The FTSE 250 miner produced 219,670 ounces of gold, up 15% than the same period last year as the North Mara mine delivered “strong production”, there was a “significant step up” at Buzwagi but Bulyanhulu had a “slower start” to the year.

Gold sales of 184,744 oz fell by almost 35,000 oz from the fourth quarter of last year due to the Tanzania hiatus and flat on the first quarter of 2016, though the company enjoyed a 6% increase in gold price.

On 3 March, Tanzania's President John Magufuli issued a directive banning exports of gold/copper concentrate.

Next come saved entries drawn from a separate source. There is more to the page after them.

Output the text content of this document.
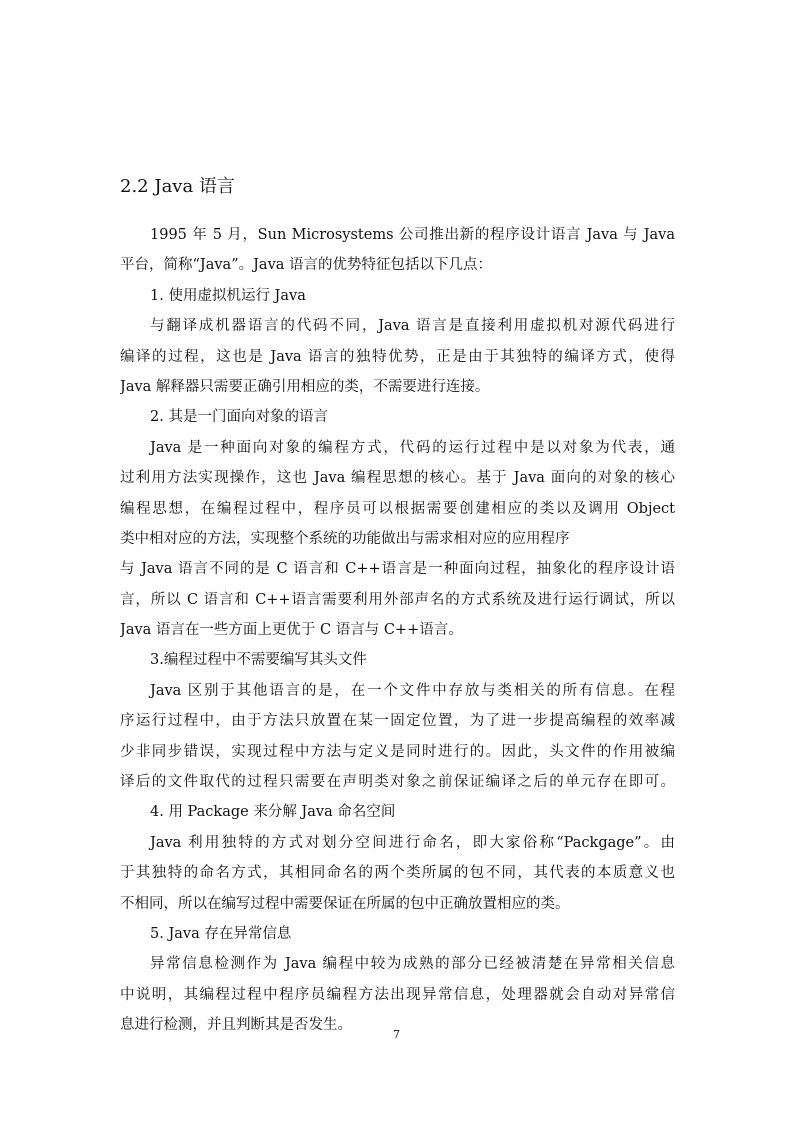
2.2 Java 语言
1995 年 5 月，Sun Microsystems 公司推出新的程序设计语言 Java 与 Java
平台，简称“Java”。Java 语言的优势特征包括以下几点：
1. 使用虚拟机运行 Java
与翻译成机器语言的代码不同，Java 语言是直接利用虚拟机对源代码进行
编译的过程，这也是 Java 语言的独特优势，正是由于其独特的编译方式，使得
Java 解释器只需要正确引用相应的类，不需要进行连接。
2. 其是一门面向对象的语言
Java 是一种面向对象的编程方式，代码的运行过程中是以对象为代表，通
过利用方法实现操作，这也 Java 编程思想的核心。基于 Java 面向的对象的核心
编程思想，在编程过程中，程序员可以根据需要创建相应的类以及调用 Object
类中相对应的方法，实现整个系统的功能做出与需求相对应的应用程序
与 Java 语言不同的是 C 语言和 C++语言是一种面向过程，抽象化的程序设计语
言，所以 C 语言和 C++语言需要利用外部声名的方式系统及进行运行调试，所以
Java 语言在一些方面上更优于 C 语言与 C++语言。
3.编程过程中不需要编写其头文件
Java 区别于其他语言的是，在一个文件中存放与类相关的所有信息。在程
序运行过程中，由于方法只放置在某一固定位置，为了进一步提高编程的效率减
少非同步错误，实现过程中方法与定义是同时进行的。因此，头文件的作用被编
译后的文件取代的过程只需要在声明类对象之前保证编译之后的单元存在即可。
4. 用 Package 来分解 Java 命名空间
Java 利用独特的方式对划分空间进行命名，即大家俗称“Packgage”。由
于其独特的命名方式，其相同命名的两个类所属的包不同，其代表的本质意义也
不相同，所以在编写过程中需要保证在所属的包中正确放置相应的类。
5. Java 存在异常信息
异常信息检测作为 Java 编程中较为成熟的部分已经被清楚在异常相关信息
中说明，其编程过程中程序员编程方法出现异常信息，处理器就会自动对异常信
息进行检测，并且判断其是否发生。
7
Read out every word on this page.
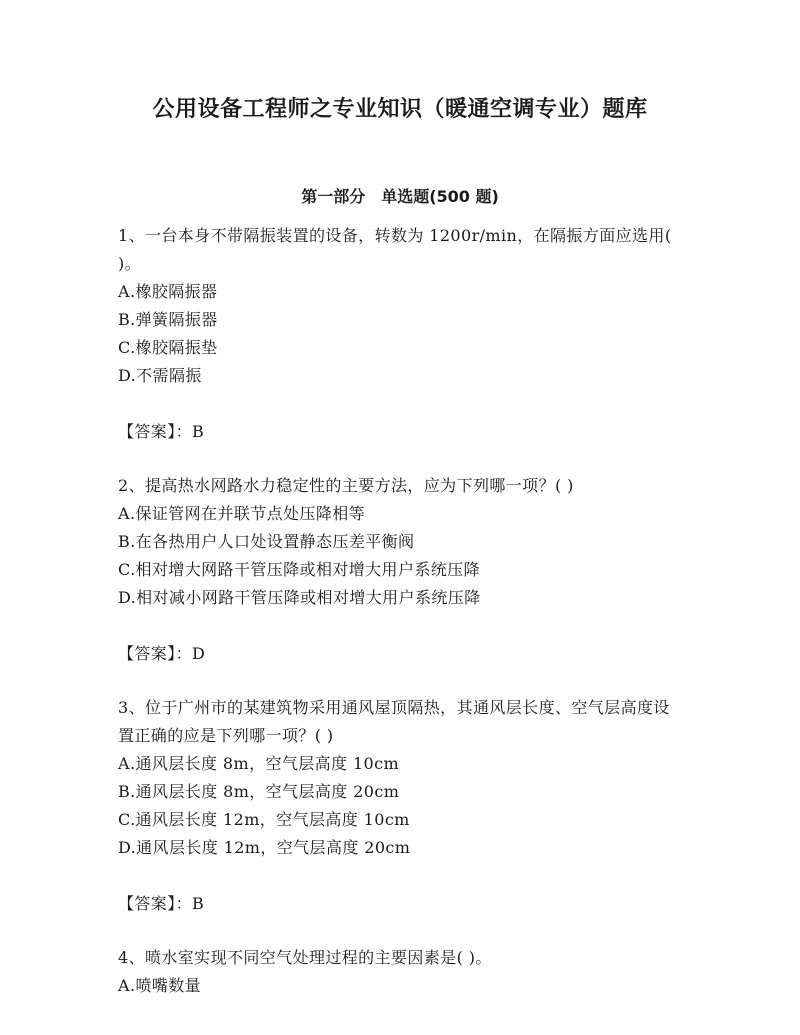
公用设备工程师之专业知识（暖通空调专业）题库
第一部分　单选题(500 题)
1、一台本身不带隔振装置的设备，转数为 1200r/min，在隔振方面应选用( )。
A.橡胶隔振器
B.弹簧隔振器
C.橡胶隔振垫
D.不需隔振
【答案】：B
2、提高热水网路水力稳定性的主要方法，应为下列哪一项？( )
A.保证管网在并联节点处压降相等
B.在各热用户人口处设置静态压差平衡阀
C.相对增大网路干管压降或相对增大用户系统压降
D.相对减小网路干管压降或相对增大用户系统压降
【答案】：D
3、位于广州市的某建筑物采用通风屋顶隔热，其通风层长度、空气层高度设置正确的应是下列哪一项？( )
A.通风层长度 8m，空气层高度 10cm
B.通风层长度 8m，空气层高度 20cm
C.通风层长度 12m，空气层高度 10cm
D.通风层长度 12m，空气层高度 20cm
【答案】：B
4、喷水室实现不同空气处理过程的主要因素是( )。
A.喷嘴数量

Acacia's Bulyanhulu and Buzwagi mines were both affected as they produce gold in both doré and concentrate form, while North Mara was unaffected due to 100% of its production being doré.

The impact of this ban on sales saw net cash decrease to $196m during the quarter, with indirect tax outflows also hitting, down from December's $317.8m.

On the upside, cash costs were down 17% on last year to $577 per ounce sold, with all-in sustaining costs down 3% to $934 per ounce sold.

Revenue rose 6% to $234m as increased production and gold prices offset the impact of lower revenue from gold/copper concentrate sales, with concentrates accounting for around 30% of revenues.

Earnings before interest, tax, depreciation and amortisation jumped 25% to $82m and net earnings of $27m compared to the $52m loss last time.

Acacia declared a first provisional corporate tax payment of $8.7m the quarter due to the strong North Mara performance.

Tanzania's export ban

CEO Brad Gordon said "we continued to engage with the Tanzanian Government in order to be able to resume the export of gold/copper concentrate" and the company has even offered to support the Tanzanian government in a new study by third party experts to assess the economic potential of building a smelter in the country capable of processing Acacia's concentrate as well as looking for other solutions to help address "related issues" the government has.

The company stressed that it has been exporting concentrate from Bulyanhulu since 2001 and from Buzwagi since 2010 with all associated gold, copper and silver revenue declared, with both mines having been in full compliance with overseas sales laws and export permits.

Earlier this month a new presidential committee, formed of academics and industry professionals, has visited two Acacia mines as part of its efforts to investigate the contents of the concentrate containers in various locations in Tanzania.

The committee is due to report back to the President before the end of April, which a second committee has also been formed "to consider economic and regulatory issues relating to the export of metallic mineral concentrates from Tanzania".

Gordon said management "will re-assess the ongoing operation of Bulyanhulu and Buzwagi over the coming weeks due to the importance of concentrate as revenue for the two mines".

Optimistically, the company opted not to change full-year guidance, having expected to produce 850-900koz at an AISC of $880-920/oz.